Vivemos numa era de desresponsabilização. Mais do que a era digital, mais
do que a era da informação que viaja à velocidade da luz, mais do que a era do “tudo
nosso, nada deles”, esta é a era da desresponsabilização. Ninguém assume as
suas responsabilidades por nada, em nada e, quando o fazem, parecem que estão a
ser obrigados a admitir algo contra a sua vontade.
Parece exagero? Sejam sinceros: a desresponsabilização é o “pão nosso de
cada dia”. Na Política, na Saúde, na Educação, na Cultura, em todos os quadrantes
da nossa sociedade vemos e vivemos diariamente exemplos fidedignos disso mesmo.
Os incêndios não são culpa de quem governa, as constantes alterações estruturais
(ou tentativas de) na Saúde e na Educação não são culpa de quem nos governa, a
falta de apoio à Cultura não é culpa de quem nos governa e o caos governativo a
que estamos sujeitos desde há uns bons anos não é culpa...de quem os elegeu. Sim,
porque nunca ouvi uma pessoa que votou em determinada opção política admitir
que votou mal, portanto, ninguém assume as responsabilidades de nada neste
país.
E qual a relação entre o parágrafo acima e o Futebol, pergunta o leitor
(e bem)? Afinal, isto é um blog sobre Futebol. Tem toda a razão, este é o
blog Futebol Apoiado, continua a ser o blog Futebol Apoiado e continuará a ser
até ao dia em que se determine o seu fim...

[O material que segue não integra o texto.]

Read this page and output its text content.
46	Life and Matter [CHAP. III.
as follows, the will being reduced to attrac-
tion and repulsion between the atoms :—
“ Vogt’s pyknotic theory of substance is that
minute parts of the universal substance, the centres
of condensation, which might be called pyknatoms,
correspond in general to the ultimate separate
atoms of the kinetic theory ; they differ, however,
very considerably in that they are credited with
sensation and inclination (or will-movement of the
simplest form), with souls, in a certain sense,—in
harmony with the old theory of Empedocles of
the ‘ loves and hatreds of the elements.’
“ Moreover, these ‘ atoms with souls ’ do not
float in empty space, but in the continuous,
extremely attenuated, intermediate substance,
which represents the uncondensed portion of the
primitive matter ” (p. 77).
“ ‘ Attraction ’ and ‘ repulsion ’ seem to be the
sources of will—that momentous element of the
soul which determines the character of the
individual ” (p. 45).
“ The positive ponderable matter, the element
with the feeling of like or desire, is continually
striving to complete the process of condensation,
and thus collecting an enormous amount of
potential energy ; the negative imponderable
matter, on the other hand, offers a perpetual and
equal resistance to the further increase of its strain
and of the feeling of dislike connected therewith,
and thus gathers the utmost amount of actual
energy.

Ora, os leitores mais atentos saberão que defendo e acredito que o
Futebol é o reflexo da sociedade. Em todo e qualquer país. E em Portugal isso
não é excepção. Ou seja, o Futebol Português é um futebol onde a desresponsabilização
grassa de lés a lés e em que nada nem ninguém parece querer assumir as
responsabilidades de tudo aquilo que não está bom ou é feito de um modo menos
correcto. Embora existam coisas a serem bem feitas e exemplos que
poderíamos seguir em termos de gestão de clubes, de Formação de jovens
jogadores, de bons Treinadores a efectuarem trabalhos com qualidade em
contextos complexos, a verdade é que na maioria dos casos assistimos ao constante
“sacudir a água do capote”.
Depois de termos tido um Presidente a “chorar” pelo VAR durante os dois
anos em que “esturrou” dinheiro para dar tudo ao seu Treinador sem sequer ter
tido a preocupação de pensar que bastava um jogador ter acertado na baliza
quando se encontrava debaixo do travessão para ter sido campeão (foco principal do discurso foi a Arbitragem)...Depois de
termos tido um Treinador que, com as mesmas peças do seu sucessor, transformou
uma equipa grande em equipa pequena devido à sua aversão à fantasia, à
criatividade e ao improviso que podem (e devem) constar de um futebol
ofensivo (foco principal do discurso foi a Arbitragem)...Depois dos anos do “Deixem jogar o Mantorras!” (para que “a clubite
aguda” não venha querer dizer que defendemos estes ou aqueles), em que, naquela
altura, ninguém foi capaz de perceber que o problema estava em todo o lado menos
no foco de então (foco principal do discurso foi a arbitragem), eis que um experiente Treinador da nossa praça decidiu
recorrer ao famoso chavão “não tenho as mesmas condições dos outros para poder
fazer mais e melhor” para justificar uma derrota por 0-3, que poderia ter sido
por 0-5 ou 0-6!
- No Mundo em que vivemos as pessoas têm todas as mesmas condições?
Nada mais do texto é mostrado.